The inspired-by-tragedy Redskins were no match. Next nationally hyped playoff opponent: Green Bay.
National Football League playoffs pose an American melodrama with plenty of scenarists available as volunteer playwrights, writers' strike or not. Not one plot line I heard or read the past week had anything to do with Marcus Trufant, whose interception and 78-yard sprint for a touchdown with five-plus minutes left gave the Seattle Seahawks a 14-point lead and eventually the game, 35-14, against National Conference rival Washington at Qwest Field Saturday, Jan. 5.
You wouldn't have imagined the final score by peeking back earlier in the fourth quarter, when the Washington Various-colored Skins had a chance to put up their 21st point and threaten to put away the game. But a late Matt Hasselbeck touchdown pass to D.J. Hackett and a pair of picks (Jordan Babineaux had the last one during garbage time) dispatched what had seemed to be America's sentimental faves.

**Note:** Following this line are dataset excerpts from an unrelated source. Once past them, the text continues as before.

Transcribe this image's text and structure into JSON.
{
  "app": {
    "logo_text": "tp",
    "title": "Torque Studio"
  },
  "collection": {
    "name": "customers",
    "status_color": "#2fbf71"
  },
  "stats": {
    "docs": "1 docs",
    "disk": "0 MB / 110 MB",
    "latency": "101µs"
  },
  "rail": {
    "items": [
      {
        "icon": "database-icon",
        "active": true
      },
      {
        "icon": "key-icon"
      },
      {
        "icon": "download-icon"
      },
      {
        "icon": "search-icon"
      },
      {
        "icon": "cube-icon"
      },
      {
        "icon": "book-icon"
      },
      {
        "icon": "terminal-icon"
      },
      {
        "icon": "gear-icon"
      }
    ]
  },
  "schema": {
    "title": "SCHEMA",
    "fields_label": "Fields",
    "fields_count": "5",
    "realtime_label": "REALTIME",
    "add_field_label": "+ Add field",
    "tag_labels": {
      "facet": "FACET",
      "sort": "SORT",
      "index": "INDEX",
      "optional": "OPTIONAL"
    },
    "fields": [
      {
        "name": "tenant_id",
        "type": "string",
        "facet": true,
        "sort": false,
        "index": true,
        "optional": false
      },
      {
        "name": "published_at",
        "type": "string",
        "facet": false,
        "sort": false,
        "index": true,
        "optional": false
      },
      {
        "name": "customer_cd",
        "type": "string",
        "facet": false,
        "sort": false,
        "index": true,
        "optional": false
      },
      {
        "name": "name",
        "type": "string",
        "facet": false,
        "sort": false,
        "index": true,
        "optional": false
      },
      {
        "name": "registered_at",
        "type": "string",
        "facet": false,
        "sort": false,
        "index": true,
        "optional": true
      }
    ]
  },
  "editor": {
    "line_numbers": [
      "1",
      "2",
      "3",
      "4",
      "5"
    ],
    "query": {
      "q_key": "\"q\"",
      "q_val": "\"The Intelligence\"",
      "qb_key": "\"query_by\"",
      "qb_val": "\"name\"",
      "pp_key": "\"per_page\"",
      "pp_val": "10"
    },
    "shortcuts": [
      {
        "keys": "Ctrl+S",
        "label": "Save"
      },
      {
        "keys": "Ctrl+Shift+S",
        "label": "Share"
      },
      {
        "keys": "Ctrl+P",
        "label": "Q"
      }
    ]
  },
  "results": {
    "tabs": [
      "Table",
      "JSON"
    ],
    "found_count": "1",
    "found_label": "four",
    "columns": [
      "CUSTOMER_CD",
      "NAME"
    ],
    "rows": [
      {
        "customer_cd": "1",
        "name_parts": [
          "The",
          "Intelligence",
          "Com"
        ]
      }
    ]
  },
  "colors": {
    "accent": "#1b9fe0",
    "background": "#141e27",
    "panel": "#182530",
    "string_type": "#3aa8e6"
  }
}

The national-media story prior to Seattle's fan-satisfying victory was equal parts tragedy and comedy. The tragic part had to do with the departed: Sean Taylor, a gifted Washington defender gunned down in November by would-be burglars. His passing was supposed to provide teammates with the greatest win-one inspiration since Ronald "The Gipper" Reagan died in the arms of Knute Rockne, aka Pat O'Brien.
The national laugh track was provided by the improbable 'Skins quarterback, Todd Collins. The flaky veteran National Football League clipboard-holder, who didn't start a game between Dec. 14, 1997, and Dec. 16, 2007, is said by many to be the most hilarious new celeb since the equally improbable Mike Yuckabee.
The Seahawks, of course, usually are left out of the national scene-setting, forgotten by all but the local scribes even when they play in the Super Bowl. The same will be the case next week when Seattle travels to Brett Favre, Wis., to play the Brett Favres at Favre Field (Saturday, Jan. 12, 1:30 Seattle time).
Anyway, Collins must've been particularly zany at field level, judging from the smiles lighting up the faces of Hawk defenders, who rattled the world's oldest de facto rookie and blanked Washington through the first 45 minutes. But the fourth quarter brought a pair of quick scores by the visitors and the Hawks didn't reclaim the lead until a two-point conversion left it at 21-14 Seattle, with six minutes left.
"It was back and forth in the second half," Hawks coach Mike Holmgren later said. He actually meant the fourth quarter, when the lead changed twice.
"We've talked all along about how emotion plays a role in this game," he noted in reference to Washington's gutty four-win run to end the season, despite losing the team's best player. But the coach added that it's important the Hawks won without Hasselbeck "playing his best game."
The quarterback, erratic during the second half, seemed to acknowledge the same, adding that he drew strength from his Hawk homies: "I got a lot of pep talks from my teammates."
"We get to play another game," Holmgren concluded.
That's the bottom line. It's a hell of a lot more entertaining a story line than the one the Washington partisans - and so many national scribes and other scenarists - are left with.